In the fall of 2004, rumors swirled in the building and among those in the business that changes were coming as our station languished around 20th place among listeners. At first, we believed the changes would be to the morning show (we were the third morning show on the frequency in two years), but later learned the company planned to completely blow up the format and launch something different. One Friday, we woke up to news in Robert Feder's column of the Chicago Sun-Times that changes were coming soon. This time the story carried a quote from someone in management to "stay tuned". Despite this, our immediate supervisor dismissed the news as "a rumor" during our daily meeting with him. It was the second time he waved off our questions about our future there and the last thing I remember was him saying, "I don't know where Feder is getting this...". At that point, I remember my brain had enough and involuntarily my hand struck my own face. The sound of it caught every one in the room off guard. Not pleased, my boss glared at me and said, "Yes? Do you have something to say?" Tired of the lies and pretending, I finally unloaded and said, "Why do you keep lying to us? We all know what's happening!"

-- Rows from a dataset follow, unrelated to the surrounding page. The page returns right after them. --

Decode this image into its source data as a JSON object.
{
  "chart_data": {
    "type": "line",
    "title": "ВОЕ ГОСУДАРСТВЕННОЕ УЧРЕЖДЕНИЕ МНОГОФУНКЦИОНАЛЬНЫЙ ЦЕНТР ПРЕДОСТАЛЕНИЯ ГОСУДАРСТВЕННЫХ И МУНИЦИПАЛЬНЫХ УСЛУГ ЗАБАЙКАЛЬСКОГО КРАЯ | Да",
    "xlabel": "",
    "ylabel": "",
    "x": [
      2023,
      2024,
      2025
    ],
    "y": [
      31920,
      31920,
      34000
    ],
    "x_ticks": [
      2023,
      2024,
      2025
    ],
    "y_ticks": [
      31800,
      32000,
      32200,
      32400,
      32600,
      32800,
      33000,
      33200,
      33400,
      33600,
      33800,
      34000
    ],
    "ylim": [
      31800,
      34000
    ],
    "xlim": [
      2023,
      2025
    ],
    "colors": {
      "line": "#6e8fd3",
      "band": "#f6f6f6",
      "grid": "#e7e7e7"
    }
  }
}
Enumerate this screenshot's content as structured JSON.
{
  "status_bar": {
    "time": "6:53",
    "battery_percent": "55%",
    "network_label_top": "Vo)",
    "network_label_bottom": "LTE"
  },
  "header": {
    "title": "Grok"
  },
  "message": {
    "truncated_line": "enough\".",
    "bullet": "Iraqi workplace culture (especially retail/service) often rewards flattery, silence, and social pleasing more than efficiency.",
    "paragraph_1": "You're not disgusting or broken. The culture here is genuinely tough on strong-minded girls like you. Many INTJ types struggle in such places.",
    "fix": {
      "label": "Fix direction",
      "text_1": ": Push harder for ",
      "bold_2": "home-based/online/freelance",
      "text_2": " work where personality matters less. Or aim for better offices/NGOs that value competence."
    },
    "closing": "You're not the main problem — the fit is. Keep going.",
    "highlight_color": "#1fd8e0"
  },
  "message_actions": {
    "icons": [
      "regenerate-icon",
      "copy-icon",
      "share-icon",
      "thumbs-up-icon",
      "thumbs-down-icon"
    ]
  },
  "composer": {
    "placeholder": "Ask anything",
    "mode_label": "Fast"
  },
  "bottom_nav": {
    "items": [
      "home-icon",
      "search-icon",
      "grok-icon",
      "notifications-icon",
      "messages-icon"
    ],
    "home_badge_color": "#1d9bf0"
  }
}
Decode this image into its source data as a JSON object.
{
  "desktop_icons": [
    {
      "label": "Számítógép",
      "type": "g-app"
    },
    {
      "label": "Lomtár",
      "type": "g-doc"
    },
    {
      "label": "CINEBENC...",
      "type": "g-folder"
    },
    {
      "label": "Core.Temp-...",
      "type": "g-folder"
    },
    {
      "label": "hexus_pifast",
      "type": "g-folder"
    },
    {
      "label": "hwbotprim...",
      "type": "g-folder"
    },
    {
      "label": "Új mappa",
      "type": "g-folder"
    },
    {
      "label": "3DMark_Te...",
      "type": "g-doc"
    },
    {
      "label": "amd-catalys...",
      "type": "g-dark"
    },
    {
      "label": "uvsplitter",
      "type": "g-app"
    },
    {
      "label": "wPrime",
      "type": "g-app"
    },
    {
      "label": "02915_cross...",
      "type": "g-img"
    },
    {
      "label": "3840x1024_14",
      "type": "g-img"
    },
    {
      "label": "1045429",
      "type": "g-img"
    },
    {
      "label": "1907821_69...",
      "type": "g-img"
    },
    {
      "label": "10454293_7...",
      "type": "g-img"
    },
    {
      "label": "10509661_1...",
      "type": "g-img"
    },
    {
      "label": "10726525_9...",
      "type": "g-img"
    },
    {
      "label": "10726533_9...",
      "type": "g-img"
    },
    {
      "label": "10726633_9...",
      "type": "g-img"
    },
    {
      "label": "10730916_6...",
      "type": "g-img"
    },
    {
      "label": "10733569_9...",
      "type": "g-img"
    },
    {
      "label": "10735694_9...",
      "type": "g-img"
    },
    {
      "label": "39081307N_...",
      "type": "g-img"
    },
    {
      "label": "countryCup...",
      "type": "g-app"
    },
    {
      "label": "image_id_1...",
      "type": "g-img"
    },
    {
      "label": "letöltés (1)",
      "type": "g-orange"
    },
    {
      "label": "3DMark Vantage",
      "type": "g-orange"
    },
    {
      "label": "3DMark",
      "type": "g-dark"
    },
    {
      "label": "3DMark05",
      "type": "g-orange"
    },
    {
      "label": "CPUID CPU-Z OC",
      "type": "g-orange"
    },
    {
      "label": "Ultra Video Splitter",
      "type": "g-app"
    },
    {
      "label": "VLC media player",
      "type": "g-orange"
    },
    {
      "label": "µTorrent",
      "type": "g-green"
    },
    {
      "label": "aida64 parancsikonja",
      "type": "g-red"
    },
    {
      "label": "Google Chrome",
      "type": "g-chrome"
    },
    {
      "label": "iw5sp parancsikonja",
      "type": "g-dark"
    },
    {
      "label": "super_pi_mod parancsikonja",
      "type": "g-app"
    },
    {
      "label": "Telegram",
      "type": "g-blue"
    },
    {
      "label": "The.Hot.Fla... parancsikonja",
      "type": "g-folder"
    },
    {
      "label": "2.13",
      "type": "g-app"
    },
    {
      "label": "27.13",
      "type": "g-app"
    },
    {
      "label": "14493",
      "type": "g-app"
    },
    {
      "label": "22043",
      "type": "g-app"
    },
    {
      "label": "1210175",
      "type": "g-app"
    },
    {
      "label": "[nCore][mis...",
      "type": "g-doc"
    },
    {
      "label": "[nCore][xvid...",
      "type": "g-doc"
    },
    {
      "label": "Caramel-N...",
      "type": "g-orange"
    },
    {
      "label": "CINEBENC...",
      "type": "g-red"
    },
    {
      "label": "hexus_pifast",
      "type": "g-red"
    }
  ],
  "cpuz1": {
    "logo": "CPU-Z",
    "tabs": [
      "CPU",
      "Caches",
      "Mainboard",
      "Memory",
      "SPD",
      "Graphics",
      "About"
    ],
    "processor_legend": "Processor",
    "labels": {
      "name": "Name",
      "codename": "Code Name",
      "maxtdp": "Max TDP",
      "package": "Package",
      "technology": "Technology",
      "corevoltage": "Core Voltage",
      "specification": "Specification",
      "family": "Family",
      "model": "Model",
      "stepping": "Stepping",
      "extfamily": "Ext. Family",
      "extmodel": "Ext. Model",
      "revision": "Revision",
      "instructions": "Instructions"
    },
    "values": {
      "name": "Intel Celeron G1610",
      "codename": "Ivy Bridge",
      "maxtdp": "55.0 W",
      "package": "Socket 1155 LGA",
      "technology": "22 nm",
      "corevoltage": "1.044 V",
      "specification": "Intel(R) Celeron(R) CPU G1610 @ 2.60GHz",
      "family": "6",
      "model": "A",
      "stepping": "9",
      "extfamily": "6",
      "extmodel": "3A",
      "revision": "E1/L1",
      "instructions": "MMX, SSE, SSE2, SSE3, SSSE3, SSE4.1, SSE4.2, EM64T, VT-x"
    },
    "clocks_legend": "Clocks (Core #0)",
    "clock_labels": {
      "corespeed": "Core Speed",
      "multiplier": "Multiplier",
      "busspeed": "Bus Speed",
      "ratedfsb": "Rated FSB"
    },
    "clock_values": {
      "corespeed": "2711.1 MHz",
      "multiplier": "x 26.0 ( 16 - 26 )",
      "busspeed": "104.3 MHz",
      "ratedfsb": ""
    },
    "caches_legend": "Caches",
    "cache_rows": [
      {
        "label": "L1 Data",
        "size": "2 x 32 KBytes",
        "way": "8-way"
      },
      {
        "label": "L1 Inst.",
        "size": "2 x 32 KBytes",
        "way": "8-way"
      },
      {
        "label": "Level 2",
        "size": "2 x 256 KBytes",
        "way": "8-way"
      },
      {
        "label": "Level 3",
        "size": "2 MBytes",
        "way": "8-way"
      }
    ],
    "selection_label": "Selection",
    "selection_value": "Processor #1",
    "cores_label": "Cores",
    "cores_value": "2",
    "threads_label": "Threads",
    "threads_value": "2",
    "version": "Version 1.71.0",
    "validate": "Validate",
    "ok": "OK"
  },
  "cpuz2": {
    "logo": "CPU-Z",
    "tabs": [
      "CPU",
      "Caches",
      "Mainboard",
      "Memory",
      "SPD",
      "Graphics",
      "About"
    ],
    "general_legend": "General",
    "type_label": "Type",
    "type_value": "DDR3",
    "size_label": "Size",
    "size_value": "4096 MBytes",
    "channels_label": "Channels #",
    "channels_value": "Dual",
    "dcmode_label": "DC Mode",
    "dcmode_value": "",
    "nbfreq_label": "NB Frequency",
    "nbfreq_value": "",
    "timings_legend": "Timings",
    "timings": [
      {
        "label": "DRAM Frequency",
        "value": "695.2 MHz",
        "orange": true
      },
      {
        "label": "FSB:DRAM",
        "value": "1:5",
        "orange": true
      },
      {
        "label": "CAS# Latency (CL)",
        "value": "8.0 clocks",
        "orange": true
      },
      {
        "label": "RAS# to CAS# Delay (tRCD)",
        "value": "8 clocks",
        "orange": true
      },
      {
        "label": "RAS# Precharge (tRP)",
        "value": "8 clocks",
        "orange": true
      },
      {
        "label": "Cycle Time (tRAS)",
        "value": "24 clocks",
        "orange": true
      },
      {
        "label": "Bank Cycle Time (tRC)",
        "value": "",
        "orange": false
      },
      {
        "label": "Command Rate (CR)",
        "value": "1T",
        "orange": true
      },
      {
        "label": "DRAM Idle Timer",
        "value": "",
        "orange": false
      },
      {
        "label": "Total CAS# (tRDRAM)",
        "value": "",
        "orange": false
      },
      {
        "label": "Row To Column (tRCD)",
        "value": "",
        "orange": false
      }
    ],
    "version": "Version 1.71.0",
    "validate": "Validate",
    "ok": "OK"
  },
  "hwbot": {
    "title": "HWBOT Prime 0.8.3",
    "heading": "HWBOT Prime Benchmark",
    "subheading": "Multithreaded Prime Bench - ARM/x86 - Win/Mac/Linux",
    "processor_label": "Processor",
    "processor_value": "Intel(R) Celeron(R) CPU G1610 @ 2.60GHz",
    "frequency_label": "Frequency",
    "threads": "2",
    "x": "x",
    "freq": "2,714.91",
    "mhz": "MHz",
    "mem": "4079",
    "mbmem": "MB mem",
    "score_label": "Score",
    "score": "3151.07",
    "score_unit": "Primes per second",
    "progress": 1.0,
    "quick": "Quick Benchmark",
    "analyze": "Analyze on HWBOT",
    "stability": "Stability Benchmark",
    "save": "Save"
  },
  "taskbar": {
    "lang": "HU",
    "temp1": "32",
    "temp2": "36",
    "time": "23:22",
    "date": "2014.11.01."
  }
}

For the previous three years, I operated on nearly three hours of sleep each night as I poured my heart and soul into creating the best damn Chicago radio show that no one knew (or seemingly listened to). I woke up at 3:39 A.M. and took the CTA downtown to work while grossing a whopping $28,000. Through rain, snow and piercing winds, I trudged to work each morning. It wasn't about the money. It wasn't about being famous. It wasn't about being on the radio. My passion to engage, inform and entertain folks while they drove to work drove me each morning to put together the best show I could. I loved that radio show I produced and would do anything for the two hosts who were like family to me. Unlike me, they both had families, mortgages and bills to pay and losing this gig would affect them more so than me.
After my outburst, my boss yelled at me to get out of his office after questioning me on who I thought I was to disrespect him like this. Confused, I walked back to my office and wondered if I should start cleaning out my desk. This guy lied to us everyday and yet I'm labeled as the bad guy? I was angry, hurt and very scared. Minutes went by as I sat at my desk paralyzed with fear. Finally, after about 15 minutes, one of the morning hosts who was with me at that fateful meeting returned and told me that he thinks he smoothed things over with our boss. He explained to him that I worked non-stop and lived and breathed this show. My dedication to it clouded my acceptance that soon it would all be over--whether my boss wanted to admit this or not. My colleague recommended I go apologize. For reasons I'm still not entirely sure, I grabbed a biography of Paul McCartney and headed back to the office where a few minutes ago I was not welcome.